Therein lies the catch to buying a modified used car. Many owners modify their cars themselves. In nearly every case, it’s a real possibility something wasn’t done to factory standards. Of course, it’s always best to verify the quality of the work. If you’re an enthusiast, buying a modified car may save you time. Let’s say you want to tune your car. If the last owner already did that, it’s one less step for you. That is, as long as you keep in mind the quality of the work.

Some modifications will hurt your car

The interior of a modified Subaru WRX.
A Subaru WRX with a modified steering wheel | Joby Sessions via Getty Images

However, it’s far more common that modifications are something you’ll want to stay away from. This is largely due to the reason explained above. You have no real way of knowing the skill level of the shadetree mechanic that just worked on your new to you used car. This goes for shops, too. Look into who exactly fitted that nice new exhaust.

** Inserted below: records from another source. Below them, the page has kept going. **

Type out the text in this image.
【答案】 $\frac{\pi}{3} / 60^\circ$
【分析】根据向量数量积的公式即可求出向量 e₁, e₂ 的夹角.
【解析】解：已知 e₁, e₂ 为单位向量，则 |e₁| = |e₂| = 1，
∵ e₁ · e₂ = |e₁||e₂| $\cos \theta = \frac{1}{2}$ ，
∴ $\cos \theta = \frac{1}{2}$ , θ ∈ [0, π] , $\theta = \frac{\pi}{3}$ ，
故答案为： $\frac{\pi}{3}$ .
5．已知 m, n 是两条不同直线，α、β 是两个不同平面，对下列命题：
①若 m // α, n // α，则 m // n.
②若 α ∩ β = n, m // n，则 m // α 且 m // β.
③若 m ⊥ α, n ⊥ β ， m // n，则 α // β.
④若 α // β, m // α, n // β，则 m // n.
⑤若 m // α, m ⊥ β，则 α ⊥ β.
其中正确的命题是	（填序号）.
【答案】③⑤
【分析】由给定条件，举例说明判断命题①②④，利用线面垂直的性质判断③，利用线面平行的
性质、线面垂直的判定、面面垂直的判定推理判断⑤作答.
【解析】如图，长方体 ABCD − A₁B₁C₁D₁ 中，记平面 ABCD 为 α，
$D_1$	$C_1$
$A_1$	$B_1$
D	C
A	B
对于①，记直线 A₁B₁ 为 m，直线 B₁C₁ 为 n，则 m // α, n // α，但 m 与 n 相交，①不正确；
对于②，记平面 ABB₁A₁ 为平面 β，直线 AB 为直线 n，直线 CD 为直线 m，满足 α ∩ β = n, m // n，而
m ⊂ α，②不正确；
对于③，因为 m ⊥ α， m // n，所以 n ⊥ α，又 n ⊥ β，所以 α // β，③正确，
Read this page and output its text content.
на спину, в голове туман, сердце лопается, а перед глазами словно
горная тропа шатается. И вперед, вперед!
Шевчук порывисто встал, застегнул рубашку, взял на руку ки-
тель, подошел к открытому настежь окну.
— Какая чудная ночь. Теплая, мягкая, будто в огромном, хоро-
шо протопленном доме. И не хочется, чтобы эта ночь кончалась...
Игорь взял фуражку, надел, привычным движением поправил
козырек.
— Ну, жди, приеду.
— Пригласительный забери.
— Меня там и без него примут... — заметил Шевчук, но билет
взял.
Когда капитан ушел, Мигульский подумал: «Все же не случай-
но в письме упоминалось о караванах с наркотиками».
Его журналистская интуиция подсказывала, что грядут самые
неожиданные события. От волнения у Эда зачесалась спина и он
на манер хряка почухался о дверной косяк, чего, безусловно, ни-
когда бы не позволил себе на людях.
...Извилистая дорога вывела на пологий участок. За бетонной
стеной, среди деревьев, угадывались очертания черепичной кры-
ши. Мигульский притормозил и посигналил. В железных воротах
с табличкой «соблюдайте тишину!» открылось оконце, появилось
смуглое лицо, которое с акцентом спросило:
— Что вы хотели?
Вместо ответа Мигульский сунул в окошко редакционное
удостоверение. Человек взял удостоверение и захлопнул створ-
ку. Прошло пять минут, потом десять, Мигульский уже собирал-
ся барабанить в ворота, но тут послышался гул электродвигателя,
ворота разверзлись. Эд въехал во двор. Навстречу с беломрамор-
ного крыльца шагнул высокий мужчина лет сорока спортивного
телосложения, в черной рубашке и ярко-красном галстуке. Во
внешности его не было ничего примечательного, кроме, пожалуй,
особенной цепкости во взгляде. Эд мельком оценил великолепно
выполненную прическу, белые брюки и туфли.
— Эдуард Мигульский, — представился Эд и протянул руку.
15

Additionally, those mods may not appeal to you or whoever the next owner may be, hurting the vehcle’s resale value.

A more common example of this is window tinting. Enthusiast or not, it’s common to see a modified car where the only change made is the window tint. Once again, this can either save you money and time or cost you it. Poorly installed tint can bubble or tear off, so trust but verify is certainly the name of the game here.

Always research first

A mechanic works on a car up on a lift
A mechanic works on a vehicle | David Ebener | Getty Images

This said, some light modifications on a used car sholdn’t scare you off. As long as you can be reasonable sure the work was done and done right, it’s possible to find some extra benefits to your new used car. What’s more, there may be some old parts laying around that an owner is willing to throw in with the vehicle. Sell these and make a little money back on your new purchase. No matter what, always do your research first. There’s nothing worse than ending up with a lemon.